Работая в магазине, Синтия всерьез увлеклась старинными книгами по магии и волшебству. Из них она выяснила, что чародеи типа дедушки Барнса на самом деле были белыми магами, способными сражаться с силами Сатаны. Но в конце своей жизни дедушке пришлось встретиться с черным магом, у которого сил было гораздо больше. Мама рассказывала, что в старости с ним случился удар. А произошло это потому, что его соперник, более могущественный черный маг, завладел локоном дедушкиных волос и произнес над ними нужное заклинание. Дед знал, что сражаться с таким врагом ему не под силу, и предсказал свою смерть с точностью до часа и минуты.
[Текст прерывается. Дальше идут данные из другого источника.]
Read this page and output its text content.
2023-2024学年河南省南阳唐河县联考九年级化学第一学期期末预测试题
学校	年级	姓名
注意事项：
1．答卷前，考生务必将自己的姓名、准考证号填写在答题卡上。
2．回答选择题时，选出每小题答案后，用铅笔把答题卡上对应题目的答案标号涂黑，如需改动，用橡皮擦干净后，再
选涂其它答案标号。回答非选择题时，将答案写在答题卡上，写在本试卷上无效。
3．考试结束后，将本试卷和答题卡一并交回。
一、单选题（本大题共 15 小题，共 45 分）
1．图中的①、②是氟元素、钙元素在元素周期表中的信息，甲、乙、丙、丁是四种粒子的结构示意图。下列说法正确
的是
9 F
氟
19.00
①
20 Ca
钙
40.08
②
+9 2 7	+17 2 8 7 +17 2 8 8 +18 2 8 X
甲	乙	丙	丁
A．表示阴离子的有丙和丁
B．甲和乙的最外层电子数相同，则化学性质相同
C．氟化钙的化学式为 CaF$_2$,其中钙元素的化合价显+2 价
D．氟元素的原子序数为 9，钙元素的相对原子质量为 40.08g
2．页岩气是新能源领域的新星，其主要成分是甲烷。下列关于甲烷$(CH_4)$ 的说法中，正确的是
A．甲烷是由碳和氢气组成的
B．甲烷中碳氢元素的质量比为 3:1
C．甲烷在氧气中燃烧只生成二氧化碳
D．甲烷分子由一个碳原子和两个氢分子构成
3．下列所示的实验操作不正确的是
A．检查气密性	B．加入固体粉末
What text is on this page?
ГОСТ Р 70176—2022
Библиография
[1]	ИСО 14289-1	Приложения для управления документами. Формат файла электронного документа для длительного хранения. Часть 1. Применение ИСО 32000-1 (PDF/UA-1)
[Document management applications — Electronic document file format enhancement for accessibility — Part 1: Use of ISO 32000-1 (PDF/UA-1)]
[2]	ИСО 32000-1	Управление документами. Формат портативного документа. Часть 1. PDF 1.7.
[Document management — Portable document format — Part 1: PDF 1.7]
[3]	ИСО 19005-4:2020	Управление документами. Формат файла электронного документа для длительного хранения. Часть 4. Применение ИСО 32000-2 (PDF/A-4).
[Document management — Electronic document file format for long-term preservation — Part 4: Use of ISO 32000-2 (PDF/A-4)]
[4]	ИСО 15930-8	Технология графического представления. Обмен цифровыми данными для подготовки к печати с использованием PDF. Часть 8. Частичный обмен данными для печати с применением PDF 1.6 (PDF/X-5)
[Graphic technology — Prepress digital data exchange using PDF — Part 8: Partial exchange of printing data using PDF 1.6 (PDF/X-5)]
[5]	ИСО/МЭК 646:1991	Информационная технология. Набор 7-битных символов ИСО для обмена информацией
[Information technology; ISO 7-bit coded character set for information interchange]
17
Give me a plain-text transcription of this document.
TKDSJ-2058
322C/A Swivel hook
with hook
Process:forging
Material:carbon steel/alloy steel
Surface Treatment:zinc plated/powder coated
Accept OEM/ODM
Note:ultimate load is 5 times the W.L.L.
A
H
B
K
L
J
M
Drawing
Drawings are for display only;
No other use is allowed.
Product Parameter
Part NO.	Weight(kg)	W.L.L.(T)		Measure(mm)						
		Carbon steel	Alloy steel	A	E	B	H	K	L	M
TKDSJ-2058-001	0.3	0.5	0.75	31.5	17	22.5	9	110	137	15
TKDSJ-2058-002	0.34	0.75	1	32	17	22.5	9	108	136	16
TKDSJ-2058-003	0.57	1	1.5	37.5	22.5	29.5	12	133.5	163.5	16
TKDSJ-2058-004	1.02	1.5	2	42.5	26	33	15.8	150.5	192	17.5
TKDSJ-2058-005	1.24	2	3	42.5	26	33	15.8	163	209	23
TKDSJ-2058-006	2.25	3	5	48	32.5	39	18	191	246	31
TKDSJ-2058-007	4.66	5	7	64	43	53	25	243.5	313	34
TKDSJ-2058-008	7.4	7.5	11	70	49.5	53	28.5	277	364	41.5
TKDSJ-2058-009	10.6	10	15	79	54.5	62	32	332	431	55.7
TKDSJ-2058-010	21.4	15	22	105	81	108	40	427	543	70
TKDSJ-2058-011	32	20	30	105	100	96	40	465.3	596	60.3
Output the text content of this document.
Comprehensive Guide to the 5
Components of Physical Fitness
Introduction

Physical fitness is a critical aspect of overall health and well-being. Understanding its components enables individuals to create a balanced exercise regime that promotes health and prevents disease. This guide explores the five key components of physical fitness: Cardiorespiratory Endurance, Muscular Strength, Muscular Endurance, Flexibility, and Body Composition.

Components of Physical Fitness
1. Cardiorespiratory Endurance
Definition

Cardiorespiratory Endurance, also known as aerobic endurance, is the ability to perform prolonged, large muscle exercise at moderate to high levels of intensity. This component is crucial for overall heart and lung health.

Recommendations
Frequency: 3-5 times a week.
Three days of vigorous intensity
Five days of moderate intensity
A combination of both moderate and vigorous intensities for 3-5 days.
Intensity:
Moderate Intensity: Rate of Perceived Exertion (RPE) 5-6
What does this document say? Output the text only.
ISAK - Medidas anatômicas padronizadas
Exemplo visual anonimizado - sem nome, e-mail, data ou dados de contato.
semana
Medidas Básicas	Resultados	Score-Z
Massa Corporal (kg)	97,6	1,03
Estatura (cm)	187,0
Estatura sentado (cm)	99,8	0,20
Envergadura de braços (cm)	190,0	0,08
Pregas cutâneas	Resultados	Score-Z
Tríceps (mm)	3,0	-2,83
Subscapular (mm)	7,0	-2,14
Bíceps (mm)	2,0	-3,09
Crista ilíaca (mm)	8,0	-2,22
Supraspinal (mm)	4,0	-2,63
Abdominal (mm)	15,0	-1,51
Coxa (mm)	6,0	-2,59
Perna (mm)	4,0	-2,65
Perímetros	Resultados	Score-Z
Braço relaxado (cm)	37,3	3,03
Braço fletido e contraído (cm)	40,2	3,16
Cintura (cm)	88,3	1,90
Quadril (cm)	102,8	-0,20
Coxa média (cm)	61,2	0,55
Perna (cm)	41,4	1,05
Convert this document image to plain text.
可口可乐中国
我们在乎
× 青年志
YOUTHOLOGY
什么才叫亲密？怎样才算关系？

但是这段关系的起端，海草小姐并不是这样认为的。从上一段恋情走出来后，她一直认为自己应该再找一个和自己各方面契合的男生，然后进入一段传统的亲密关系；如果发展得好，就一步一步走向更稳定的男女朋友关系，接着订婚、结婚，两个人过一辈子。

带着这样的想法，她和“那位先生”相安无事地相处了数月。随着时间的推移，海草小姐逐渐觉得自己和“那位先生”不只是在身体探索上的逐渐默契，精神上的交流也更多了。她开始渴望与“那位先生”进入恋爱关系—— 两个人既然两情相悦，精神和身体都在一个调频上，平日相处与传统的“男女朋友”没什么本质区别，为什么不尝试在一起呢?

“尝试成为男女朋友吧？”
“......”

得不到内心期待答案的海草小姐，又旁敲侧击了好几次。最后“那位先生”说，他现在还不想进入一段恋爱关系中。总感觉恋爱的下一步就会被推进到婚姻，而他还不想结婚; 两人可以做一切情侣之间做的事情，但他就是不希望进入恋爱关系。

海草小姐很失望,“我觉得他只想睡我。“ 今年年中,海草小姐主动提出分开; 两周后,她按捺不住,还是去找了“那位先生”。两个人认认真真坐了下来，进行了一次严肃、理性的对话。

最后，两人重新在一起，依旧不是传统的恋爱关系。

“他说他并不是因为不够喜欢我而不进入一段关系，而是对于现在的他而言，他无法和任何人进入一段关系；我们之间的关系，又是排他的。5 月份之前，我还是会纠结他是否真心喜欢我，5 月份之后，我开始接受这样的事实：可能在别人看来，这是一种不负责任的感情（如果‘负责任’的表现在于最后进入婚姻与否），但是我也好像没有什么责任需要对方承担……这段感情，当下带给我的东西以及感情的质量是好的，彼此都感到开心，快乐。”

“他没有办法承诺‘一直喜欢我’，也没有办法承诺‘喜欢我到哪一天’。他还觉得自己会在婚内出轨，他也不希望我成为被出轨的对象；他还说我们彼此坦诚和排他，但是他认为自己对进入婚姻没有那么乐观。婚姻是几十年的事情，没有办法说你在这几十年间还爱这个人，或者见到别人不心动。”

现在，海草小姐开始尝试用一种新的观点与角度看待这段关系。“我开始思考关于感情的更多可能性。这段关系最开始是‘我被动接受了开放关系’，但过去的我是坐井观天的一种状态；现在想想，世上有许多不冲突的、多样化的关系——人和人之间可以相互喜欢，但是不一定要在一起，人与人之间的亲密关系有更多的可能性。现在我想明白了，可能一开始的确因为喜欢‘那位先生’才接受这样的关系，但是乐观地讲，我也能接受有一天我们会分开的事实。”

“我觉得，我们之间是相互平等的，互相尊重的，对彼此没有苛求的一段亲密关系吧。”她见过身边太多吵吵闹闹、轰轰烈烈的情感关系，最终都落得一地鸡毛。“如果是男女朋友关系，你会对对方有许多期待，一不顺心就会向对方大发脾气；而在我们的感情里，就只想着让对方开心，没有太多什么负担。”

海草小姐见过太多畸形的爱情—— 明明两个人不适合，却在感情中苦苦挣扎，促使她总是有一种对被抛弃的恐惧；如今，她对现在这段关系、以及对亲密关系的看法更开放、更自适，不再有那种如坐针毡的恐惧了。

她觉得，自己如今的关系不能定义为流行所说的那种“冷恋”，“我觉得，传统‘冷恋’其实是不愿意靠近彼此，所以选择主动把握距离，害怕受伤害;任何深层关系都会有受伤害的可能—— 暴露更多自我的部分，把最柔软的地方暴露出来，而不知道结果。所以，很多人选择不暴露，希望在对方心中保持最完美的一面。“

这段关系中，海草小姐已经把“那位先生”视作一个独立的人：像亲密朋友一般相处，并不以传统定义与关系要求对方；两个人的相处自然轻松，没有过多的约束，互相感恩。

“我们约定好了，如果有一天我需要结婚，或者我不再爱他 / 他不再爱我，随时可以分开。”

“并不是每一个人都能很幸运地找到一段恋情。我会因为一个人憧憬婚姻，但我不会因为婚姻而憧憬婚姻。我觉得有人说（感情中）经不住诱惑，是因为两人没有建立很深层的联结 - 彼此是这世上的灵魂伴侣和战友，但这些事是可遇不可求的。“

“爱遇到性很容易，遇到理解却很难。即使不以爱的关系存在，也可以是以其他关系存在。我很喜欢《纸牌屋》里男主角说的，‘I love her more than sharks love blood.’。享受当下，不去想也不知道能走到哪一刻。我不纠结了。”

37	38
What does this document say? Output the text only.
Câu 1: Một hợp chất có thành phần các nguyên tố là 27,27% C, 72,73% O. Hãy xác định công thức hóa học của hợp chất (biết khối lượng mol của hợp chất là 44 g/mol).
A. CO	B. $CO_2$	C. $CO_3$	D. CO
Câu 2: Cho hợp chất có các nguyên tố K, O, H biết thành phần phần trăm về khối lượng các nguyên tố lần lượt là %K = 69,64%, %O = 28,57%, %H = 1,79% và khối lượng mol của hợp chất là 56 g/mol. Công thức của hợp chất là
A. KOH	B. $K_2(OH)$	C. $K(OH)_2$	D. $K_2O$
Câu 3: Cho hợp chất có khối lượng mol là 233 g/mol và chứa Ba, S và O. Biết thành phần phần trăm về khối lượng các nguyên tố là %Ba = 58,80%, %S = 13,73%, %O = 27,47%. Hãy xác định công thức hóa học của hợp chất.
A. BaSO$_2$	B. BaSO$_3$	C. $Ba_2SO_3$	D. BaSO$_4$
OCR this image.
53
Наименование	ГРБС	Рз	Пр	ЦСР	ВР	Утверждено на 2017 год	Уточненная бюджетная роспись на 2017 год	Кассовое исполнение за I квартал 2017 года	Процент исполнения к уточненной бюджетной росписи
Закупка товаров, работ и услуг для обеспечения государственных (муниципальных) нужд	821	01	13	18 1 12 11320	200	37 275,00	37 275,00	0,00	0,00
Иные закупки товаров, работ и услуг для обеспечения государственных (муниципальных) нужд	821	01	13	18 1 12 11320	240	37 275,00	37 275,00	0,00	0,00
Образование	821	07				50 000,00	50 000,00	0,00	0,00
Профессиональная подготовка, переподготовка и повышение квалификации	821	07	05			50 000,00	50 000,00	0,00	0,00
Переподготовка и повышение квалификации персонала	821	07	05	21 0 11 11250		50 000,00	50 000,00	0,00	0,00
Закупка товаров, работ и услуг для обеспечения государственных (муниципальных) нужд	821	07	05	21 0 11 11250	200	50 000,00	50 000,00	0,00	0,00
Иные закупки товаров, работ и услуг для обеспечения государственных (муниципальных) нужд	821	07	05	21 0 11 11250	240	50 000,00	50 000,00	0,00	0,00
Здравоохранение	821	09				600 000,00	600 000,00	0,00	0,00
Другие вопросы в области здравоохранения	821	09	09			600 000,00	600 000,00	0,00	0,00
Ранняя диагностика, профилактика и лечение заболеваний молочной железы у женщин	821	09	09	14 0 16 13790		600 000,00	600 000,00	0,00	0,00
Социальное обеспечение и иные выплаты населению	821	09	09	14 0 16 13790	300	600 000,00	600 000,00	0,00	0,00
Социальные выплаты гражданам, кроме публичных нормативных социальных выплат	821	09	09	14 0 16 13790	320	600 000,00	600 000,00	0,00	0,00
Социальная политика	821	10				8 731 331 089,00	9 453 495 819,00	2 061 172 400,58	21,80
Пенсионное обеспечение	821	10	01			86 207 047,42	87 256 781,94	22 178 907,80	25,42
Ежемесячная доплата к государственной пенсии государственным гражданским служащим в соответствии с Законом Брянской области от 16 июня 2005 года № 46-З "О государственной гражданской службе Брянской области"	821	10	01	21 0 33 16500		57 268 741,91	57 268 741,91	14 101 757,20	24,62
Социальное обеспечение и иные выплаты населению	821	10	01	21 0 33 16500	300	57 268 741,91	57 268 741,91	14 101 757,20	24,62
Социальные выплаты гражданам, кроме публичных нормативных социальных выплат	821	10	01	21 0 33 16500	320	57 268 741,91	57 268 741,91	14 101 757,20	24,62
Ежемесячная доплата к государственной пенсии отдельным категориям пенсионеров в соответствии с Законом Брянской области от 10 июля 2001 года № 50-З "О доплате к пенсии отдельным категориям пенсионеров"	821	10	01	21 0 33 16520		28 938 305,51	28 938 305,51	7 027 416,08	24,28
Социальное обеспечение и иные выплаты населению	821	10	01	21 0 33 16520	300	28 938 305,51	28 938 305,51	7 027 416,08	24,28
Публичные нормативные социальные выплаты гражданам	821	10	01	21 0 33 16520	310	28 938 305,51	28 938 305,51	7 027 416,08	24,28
Размышляя над всем этим, Синтия впервые задумалась, что, возможно, черная магия на самом деле сильнее белой…
Теперь она ненавидела отца за то, что он бросил их. Но одновременно в глубине души продолжала по-своему любить его и не теряла надежды, что когда-нибудь он вернется. Она часто плакала по ночам, а когда в изнеможении засыпала, то мечтала о том, что, открыв утром глаза, увидит, как он склонился над ней с целой кучей подарков. Синтия не посещала церковь и не знала, что надо делать в подобных случаях, поэтому она начала «молиться» дедушке Барнсу, прося его о том, чтобы он вернул папу домой. И вот однажды дедушка Барнс явился ей во сне. Она хотела заговорить с ним, но он сразу исчез, и Синтия в тот же момент проснулась. Довольно долго размышляя об этом происшествии и пытаясь понять его суть, Синтия решила наконец, что дедушка хотел сообщить ей следующее: что сам он уже не в состоянии ей помочь, а у нее пока еще недостаточно духовных сил, чтобы держать с ним надежную связь.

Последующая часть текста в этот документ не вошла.